Author Topic: Conversion errors with gff2bed  (Read 11396 times)

AlexReynolds

  • Administrator
  • Jr. Member
  • *****
  • Posts: 72
Conversion errors with gff2bed
« on: December 04, 2012, 03:24:21 PM »
TAIR9 and TAIR10 GFF3 data from Arabidopsis.org seem to have some validation problems related to trailing semi-colons in the attributes field. For example:

Chr1    TAIR9    five_prime_UTR    3631    3759    .    +    .    Parent=AT1G01010.1
Chr1    TAIR9    CDS    3760    3913    .    +    0    Parent=AT1G01010.1,AT1G01010.1-Protein;


The second line (as compared with the first) has a trailing semi-colon that shouldn't be there.

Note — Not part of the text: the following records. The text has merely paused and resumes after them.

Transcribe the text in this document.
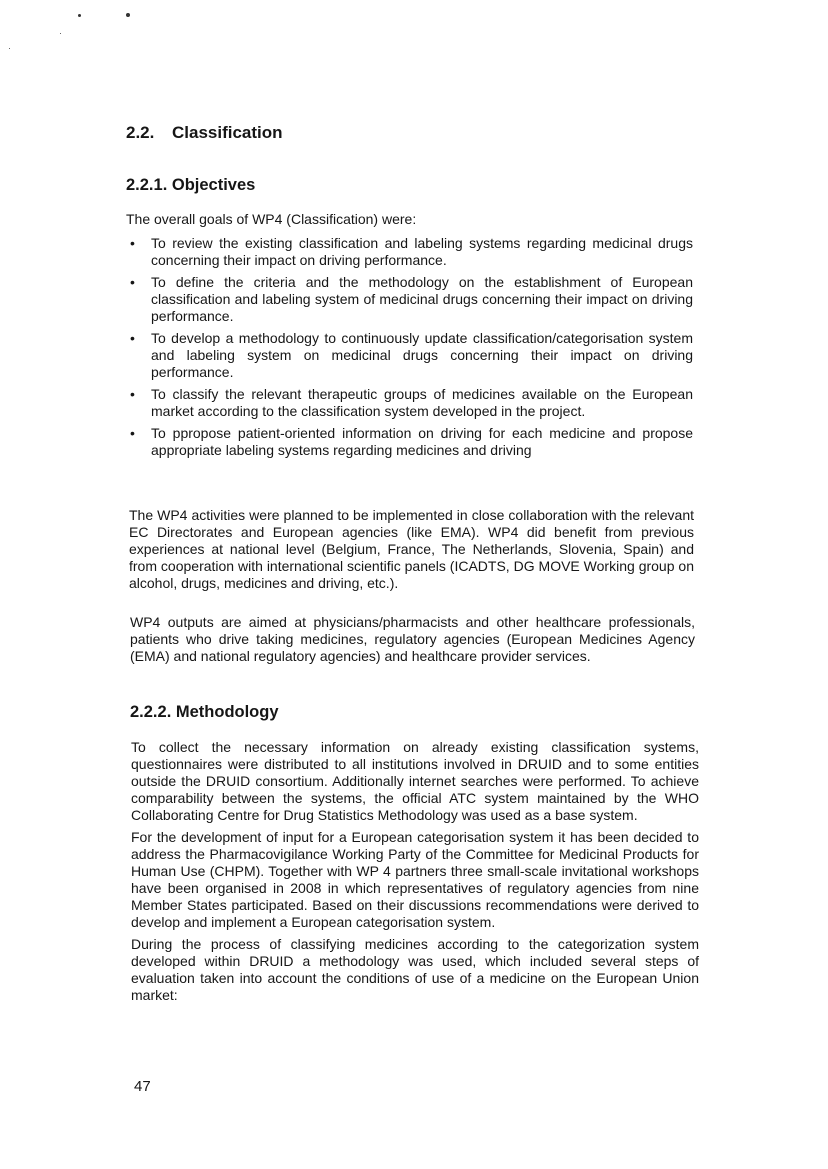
2.2. Classification
2.2.1. Objectives

The overall goals of WP4 (Classification) were:

• To review the existing classification and labeling systems regarding medicinal drugs concerning their impact on driving performance.
• To define the criteria and the methodology on the establishment of European classification and labeling system of medicinal drugs concerning their impact on driving performance.
• To develop a methodology to continuously update classification/categorisation system and labeling system on medicinal drugs concerning their impact on driving performance.
• To classify the relevant therapeutic groups of medicines available on the European market according to the classification system developed in the project.
• To ppropose patient-oriented information on driving for each medicine and propose appropriate labeling systems regarding medicines and driving

The WP4 activities were planned to be implemented in close collaboration with the relevant EC Directorates and European agencies (like EMA). WP4 did benefit from previous experiences at national level (Belgium, France, The Netherlands, Slovenia, Spain) and from cooperation with international scientific panels (ICADTS, DG MOVE Working group on alcohol, drugs, medicines and driving, etc.).

WP4 outputs are aimed at physicians/pharmacists and other healthcare professionals, patients who drive taking medicines, regulatory agencies (European Medicines Agency (EMA) and national regulatory agencies) and healthcare provider services.

2.2.2. Methodology

To collect the necessary information on already existing classification systems, questionnaires were distributed to all institutions involved in DRUID and to some entities outside the DRUID consortium. Additionally internet searches were performed. To achieve comparability between the systems, the official ATC system maintained by the WHO Collaborating Centre for Drug Statistics Methodology was used as a base system.

For the development of input for a European categorisation system it has been decided to address the Pharmacovigilance Working Party of the Committee for Medicinal Products for Human Use (CHPM). Together with WP 4 partners three small-scale invitational workshops have been organised in 2008 in which representatives of regulatory agencies from nine Member States participated. Based on their discussions recommendations were derived to develop and implement a European categorisation system.

During the process of classifying medicines according to the categorization system developed within DRUID a methodology was used, which included several steps of evaluation taken into account the conditions of use of a medicine on the European Union market:

47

If you run this through gff2bed.py, then you'll get the following error:

Traceback (most recent call last):
 File "gff2bed.py", line 103, in <module>
   sys.exit(main(*sys.argv))
 File "gff2bed.py", line 67, in main
   attrd[attr[0]] = attr[1]
IndexError: list index out of range


The easiest way to address this is to simply strip it and pipe the fixed results to the conversion step, e.g.:

$ awk '{gsub(/;$/,"");print}' TAIR9_GFF3_genes.gff | gff2bed.py | sort-bed - > TAIR9_GFF3_genes.bed

If you have difficulties converting GFF files, please run your data through the modENCODE GFF3 Validator at: http://modencode.oicr.on.ca/cgi-bin/validate_gff3_online

If your data are valid and yet still have conversion problems, please feel free to follow up with us on the forum and we will be happy to assist.